I love a contraption. There are plenty of fancy, polished boats on the canals and rivers in Amsterdam, but I love the nonsense that people float around on. Nail an armchair to five wooden planks and attach it to a couple of buoyant barrels, stick an engine on it and you are all set. Grab 25 of your closest friends and pile into a rusty hunk of metal, fire up an actual BBQ and a DJ console and set sail. It’s the best. I love anything ramshackle or cobbled together, including houses. Any Pippi Longstocking or Mrs. Piggle Wiggle shabby business is right up my alley. Move over Miss Havisham, I’m joining you in decaying decadence and we’re going to make beautiful mischief together.
Look at this guy lounging with his tomato plants, living his best life
It’s not surprising that I also take a ramshackle approach to my writing, cobbling together weird and disparate tales that don’t, on the surface, seem to have a clear overarching narrative arc, but it’s there, perhaps not visible to the naked eye, depending on the beholder.
Last week I had my group review for my essay collection class, and it went splendidly. It’s the first time in nearly a year that I was wide awake and alert — the class is on Chicago time, which is 1-4 am Amsterdam time, and it’s way harder to be sharp and smart during those hours than I thought it would be, despite how much I like to identify with my inner vampire. I was struggling with what to submit and was tempted to go the safe route with something polished and tight, but instead I submitted a piece I’d been struggling to write for ages. I’ve spent countless hours walking around the canals, trying to solve the puzzle of how to write this piece, and I still don’t have it figured out, but I wrestled it to the ground and turned it in and I am so glad I did. It took arming myself with a box of emotional support Mike & Ikes, Hot Tamales, and a large bag of Skittles from the expensive import store to get me through the critique without crumbling into a puddle, but I did it and I am so grateful to all my classmates for their gentle, wise and honest feedback. I feel like I finally cracked this essay collection open, and I can see how the pieces will fit together.

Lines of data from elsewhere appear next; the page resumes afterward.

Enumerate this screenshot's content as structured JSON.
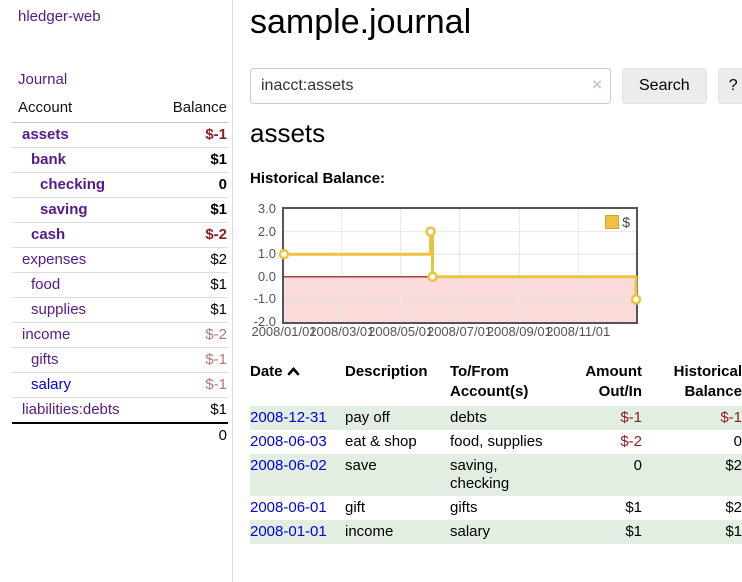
{
  "app": {
    "brand": "hledger-web"
  },
  "sidebar": {
    "journal_link": "Journal",
    "accounts": {
      "headers": [
        "Account",
        "Balance"
      ],
      "rows": [
        {
          "label": "assets",
          "level": 1,
          "bold": true,
          "link_color": "purple",
          "balance": "$-1",
          "balance_style": "neg-strong"
        },
        {
          "label": "bank",
          "level": 2,
          "bold": true,
          "link_color": "purple",
          "balance": "$1",
          "balance_style": "pos"
        },
        {
          "label": "checking",
          "level": 3,
          "bold": true,
          "link_color": "purple",
          "balance": "0",
          "balance_style": "pos"
        },
        {
          "label": "saving",
          "level": 3,
          "bold": true,
          "link_color": "purple",
          "balance": "$1",
          "balance_style": "pos"
        },
        {
          "label": "cash",
          "level": 2,
          "bold": true,
          "link_color": "purple",
          "balance": "$-2",
          "balance_style": "neg-strong"
        },
        {
          "label": "expenses",
          "level": 1,
          "bold": false,
          "link_color": "purple",
          "balance": "$2",
          "balance_style": "pos"
        },
        {
          "label": "food",
          "level": 2,
          "bold": false,
          "link_color": "purple",
          "balance": "$1",
          "balance_style": "pos"
        },
        {
          "label": "supplies",
          "level": 2,
          "bold": false,
          "link_color": "purple",
          "balance": "$1",
          "balance_style": "pos"
        },
        {
          "label": "income",
          "level": 1,
          "bold": false,
          "link_color": "purple",
          "balance": "$-2",
          "balance_style": "neg-soft"
        },
        {
          "label": "gifts",
          "level": 2,
          "bold": false,
          "link_color": "purple",
          "balance": "$-1",
          "balance_style": "neg-soft"
        },
        {
          "label": "salary",
          "level": 2,
          "bold": false,
          "link_color": "blue",
          "balance": "$-1",
          "balance_style": "neg-soft"
        },
        {
          "label": "liabilities:debts",
          "level": 1,
          "bold": false,
          "link_color": "purple",
          "balance": "$1",
          "balance_style": "pos"
        }
      ],
      "total": "0"
    }
  },
  "main": {
    "title": "sample.journal",
    "search": {
      "value": "inacct:assets",
      "clear_icon": "×",
      "button_label": "Search",
      "help_label": "?"
    },
    "account_heading": "assets",
    "chart_label": "Historical Balance:",
    "register": {
      "headers": [
        "Date",
        "Description",
        "To/From Account(s)",
        "Amount Out/In",
        "Historical Balance"
      ],
      "rows": [
        {
          "date": "2008-12-31",
          "description": "pay off",
          "accounts": "debts",
          "amount": "$-1",
          "amount_neg": true,
          "balance": "$-1",
          "balance_neg": true
        },
        {
          "date": "2008-06-03",
          "description": "eat & shop",
          "accounts": "food, supplies",
          "amount": "$-2",
          "amount_neg": true,
          "balance": "0",
          "balance_neg": false
        },
        {
          "date": "2008-06-02",
          "description": "save",
          "accounts": "saving,\nchecking",
          "amount": "0",
          "amount_neg": false,
          "balance": "$2",
          "balance_neg": false
        },
        {
          "date": "2008-06-01",
          "description": "gift",
          "accounts": "gifts",
          "amount": "$1",
          "amount_neg": false,
          "balance": "$2",
          "balance_neg": false
        },
        {
          "date": "2008-01-01",
          "description": "income",
          "accounts": "salary",
          "amount": "$1",
          "amount_neg": false,
          "balance": "$1",
          "balance_neg": false
        }
      ]
    }
  },
  "chart_data": {
    "type": "line",
    "step": true,
    "title": "Historical Balance:",
    "series": [
      {
        "name": "$",
        "color": "#EDC240",
        "points": [
          [
            "2008-01-01",
            1
          ],
          [
            "2008-06-01",
            2
          ],
          [
            "2008-06-03",
            0
          ],
          [
            "2008-12-31",
            -1
          ]
        ]
      }
    ],
    "x_range": [
      "2008-01-01",
      "2008-12-31"
    ],
    "x_ticks": [
      "2008/01/01",
      "2008/03/01",
      "2008/05/01",
      "2008/07/01",
      "2008/09/01",
      "2008/11/01"
    ],
    "y_ticks": [
      3.0,
      2.0,
      1.0,
      0.0,
      -1.0,
      -2.0
    ],
    "ylim": [
      -2,
      3
    ],
    "grid": true,
    "legend_position": "top-right",
    "negative_region_color": "#fbdada",
    "zero_line_color": "#8b0000",
    "grid_color": "#e6e6e6"
  },
  "colors": {
    "link_purple": "#551a8b",
    "link_blue": "#0000e0",
    "negative_strong": "#8f1d1d",
    "negative_soft": "#b87676",
    "row_green": "#e2eee2",
    "chart_line": "#EDC240"
  }
}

Now I’m going to put all the essay titles on index cards and tape them to the wall behind my desk and move them around, playing with the order, weeding out the ones that don’t fit the connecting narrative arc, and tweaking the ones that do, but need revision.
The structure may be ramshackle, but it’s there, and there’s a beauty to it that may not reveal itself to everyone, but that’s okay. I’m grabbing 25 of my closest friends and we’re setting sail on this contraption. It will float.
The blackberry bush where we moor Shrimpy is some Grimm’s Fairytale business. The thorny vines are wrapping their tendrils around her and taking over.
I read the first line without my glasses and thought this was going to be a piece about constipation.
I love contraptions as well - and am growing to appreciate them more in this airbrushed, filtered faux perfection world. You know what is perfect? A man taking a cruise down the canal with his tomato plants. I bet those tomatoes taste delicious.
I bet the collection is going to be great!